Patient-Reported Outcome Measures (PROMs)
The data assessed in this study were reported electronically by patients or contemporaneously by clinicians during initial clinical consultations. Primary outcome measures were changes in PROMs from baseline to 1-, 3-, and 6-month follow-up. Secondary outcomes were the incidence and severity of AEs. PROMs were measured using the 6-item headache impact test (HIT-6), migraine disability assessment score (MIDAS), General Anxiety Disorder 7 (GAD-7), EQ-5D-5L, Single-Item Sleep Quality Scale (SQS), and Patient Global Impression of Change (PGIC).
The EQ-5D-5L is the HRQoL measure recommended by the National Institute for Health and Care Excellence (NICE). The SQS utilises a numerical rating scale rating from 0 (terrible) to 10 (excellent) to assess sleep quality over the past 7 days. GAD-7 evaluates seven aspects of generalized anxiety by the number of days they were experienced in the past fortnight. The PGIC assesses perceived change since starting treatment in terms of activity limitations, symptoms, emotions, and overall quality of life, through two parts.
Results of the Analysis
After exclusion, a total of 97 patients with a primary diagnosis of headache disorder were included in the final analysis. Of these, PROMs had been recorded for 81 patients at 1 month, 63 patients at 3 months, and 35 patients at 6 months. Most patients had a primary indication of migraine (n = 82; 84.5%), followed by cluster headache (n = 9; 9.3%), and tension-type headache (n = 6; 6.2%). Anxiety was the most common secondary indication (n = 16; 16.5%), followed by insomnia and chronic pain (n = 7; 7.2%), and depression (n = 4; 4.1%).

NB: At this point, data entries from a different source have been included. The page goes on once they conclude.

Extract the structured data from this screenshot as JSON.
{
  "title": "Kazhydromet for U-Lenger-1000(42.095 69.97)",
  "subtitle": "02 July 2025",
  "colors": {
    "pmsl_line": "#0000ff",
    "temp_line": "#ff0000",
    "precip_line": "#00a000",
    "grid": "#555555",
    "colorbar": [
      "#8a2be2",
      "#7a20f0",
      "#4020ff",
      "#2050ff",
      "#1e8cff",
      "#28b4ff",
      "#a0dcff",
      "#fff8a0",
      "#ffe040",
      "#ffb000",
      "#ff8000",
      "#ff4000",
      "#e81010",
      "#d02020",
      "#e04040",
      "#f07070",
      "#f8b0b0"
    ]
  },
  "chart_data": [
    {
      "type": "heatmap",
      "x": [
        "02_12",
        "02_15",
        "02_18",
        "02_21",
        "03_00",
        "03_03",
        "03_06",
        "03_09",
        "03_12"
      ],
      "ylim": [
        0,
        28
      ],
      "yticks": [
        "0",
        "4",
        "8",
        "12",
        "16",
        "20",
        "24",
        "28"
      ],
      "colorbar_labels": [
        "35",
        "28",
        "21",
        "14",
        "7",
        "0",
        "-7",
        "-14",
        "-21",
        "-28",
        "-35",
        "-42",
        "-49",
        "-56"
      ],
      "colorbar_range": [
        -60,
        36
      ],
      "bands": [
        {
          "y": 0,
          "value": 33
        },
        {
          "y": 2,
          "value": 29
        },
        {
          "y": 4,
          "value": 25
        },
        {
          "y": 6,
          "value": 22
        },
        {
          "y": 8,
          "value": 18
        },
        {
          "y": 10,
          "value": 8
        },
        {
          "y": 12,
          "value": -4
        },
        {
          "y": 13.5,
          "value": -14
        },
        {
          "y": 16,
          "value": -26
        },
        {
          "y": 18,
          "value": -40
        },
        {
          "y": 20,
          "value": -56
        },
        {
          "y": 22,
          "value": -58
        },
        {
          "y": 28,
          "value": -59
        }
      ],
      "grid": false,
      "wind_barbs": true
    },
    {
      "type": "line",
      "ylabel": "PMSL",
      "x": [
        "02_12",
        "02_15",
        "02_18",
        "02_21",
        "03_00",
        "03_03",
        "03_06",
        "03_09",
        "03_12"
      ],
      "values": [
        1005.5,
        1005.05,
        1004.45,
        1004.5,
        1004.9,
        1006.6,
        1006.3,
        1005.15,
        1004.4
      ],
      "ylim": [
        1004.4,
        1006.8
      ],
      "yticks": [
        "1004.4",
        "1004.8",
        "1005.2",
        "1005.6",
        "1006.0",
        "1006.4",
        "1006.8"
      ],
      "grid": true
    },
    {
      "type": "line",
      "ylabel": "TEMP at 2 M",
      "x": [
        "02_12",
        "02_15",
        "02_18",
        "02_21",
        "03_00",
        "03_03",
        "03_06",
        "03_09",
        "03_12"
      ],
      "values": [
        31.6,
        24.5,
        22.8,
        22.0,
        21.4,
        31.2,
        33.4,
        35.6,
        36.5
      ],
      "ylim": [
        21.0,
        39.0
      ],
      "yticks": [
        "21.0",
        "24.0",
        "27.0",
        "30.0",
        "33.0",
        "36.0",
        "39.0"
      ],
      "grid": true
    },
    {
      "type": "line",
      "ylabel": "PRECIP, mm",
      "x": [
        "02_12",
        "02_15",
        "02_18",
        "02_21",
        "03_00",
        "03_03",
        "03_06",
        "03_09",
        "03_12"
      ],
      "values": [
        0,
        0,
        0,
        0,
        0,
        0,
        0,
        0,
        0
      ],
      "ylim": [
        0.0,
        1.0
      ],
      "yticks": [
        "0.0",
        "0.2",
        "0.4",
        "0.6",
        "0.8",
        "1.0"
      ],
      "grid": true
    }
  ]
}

Headache and Migraine Severity
This analysis identified a statistically significant change in both HIT-6 and MIDAS scores at follow-up points compared to baseline: A majority of patients (61.3%; n =46/75) reported a >2.5-point change in HIT-6 scores at 1 month, compared with 71.7% (n = 43/60), and 66.7% (n = 22/33) of patients at 3-months and 6-months, respectively; the proportion of patients who had >5.0-point change in MIDAS scores was 57.3% (n = 43/75), 66.7% (n = 40/60), and 63.6% (n = 21/33) at 1-, 3-, and 6-months, respectively.
Health-Related Quality of Life (HRQoL)
Median GAD-7 and EQ-5D-5L scores significantly changed at 1- and 3 months follow-ups. However, due to extensive loss to follow-up, these findings should be interpreted with caution.
A total of 113 adverse events were experienced by 17 patients (17.5%). The majority of these AEs were classified as mild (n =63; 64.9%) with the most common being dry mouth (n = 11; 11.3%), headache (n = 11; 11.3%), fatigue (n = 8; 8.2%), and concentration impairment (n = 8; 8.2%).
The researchers note that the associated changes in headache- and migraine-specific PROMs reached clinically important thresholds. Nonetheless, the authors suggest that future research in this area focuses on randomised controlled trials (RCTs) to establish causality and to further assess CBMP safety and efficacy for headache disorders.